At a press conference sponsored by the American Academy of Optometry, Nicola S. Anstice, BOptom, PhD, reported on a 20-month prospective trial of dual-focus soft contact lenses in 40 children 11 to 14 years old.
Children wore a dual-focus lens in one randomly assigned eye and a single vision distance lens in the fellow eye for 10 months, according to the study abstract. Lenses were then swapped and worn another 10 months.
"We measured myopia progression by change in refractive error and change in eye length over time," Dr. Anstice reported.

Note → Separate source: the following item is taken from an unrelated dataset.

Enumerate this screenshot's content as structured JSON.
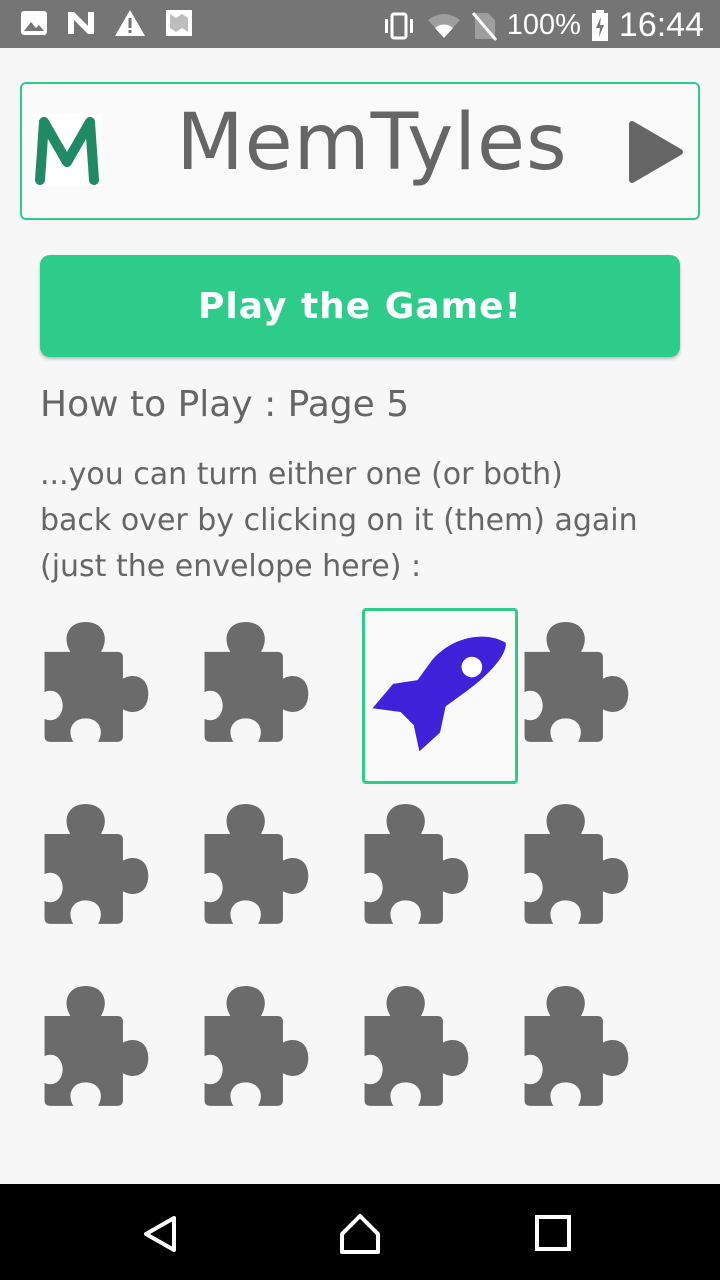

"Dual-focus lenses slowed myopia progression by more than 30% in 70% of kids and by more than 50% in 50% of kids," she said. Eye elongation was reduced by 49% in eyes wearing dual-focus lenses in period 1 and 80% in period 2.
"This is accompanied by a corresponding reduction in rate of abnormal eye growth, which is important when thinking of the pathological coordinates with myopia," Dr. Anstice said. "Visual function was maintained with dual-focus lenses, normal acuity, contrast sensitivity and accommodation to near targets."
Dr. Anstice stressed the importance of these study results.
"Twenty-five percent to 40% of kids in Western countries are myopic," she said, "and up to 80% of Chinese children. Myopia has three times the prevalence of diabetes and costs nearly $4 billion per year in the United States.
"High myopia is associated with increased risk of eye disease," she added.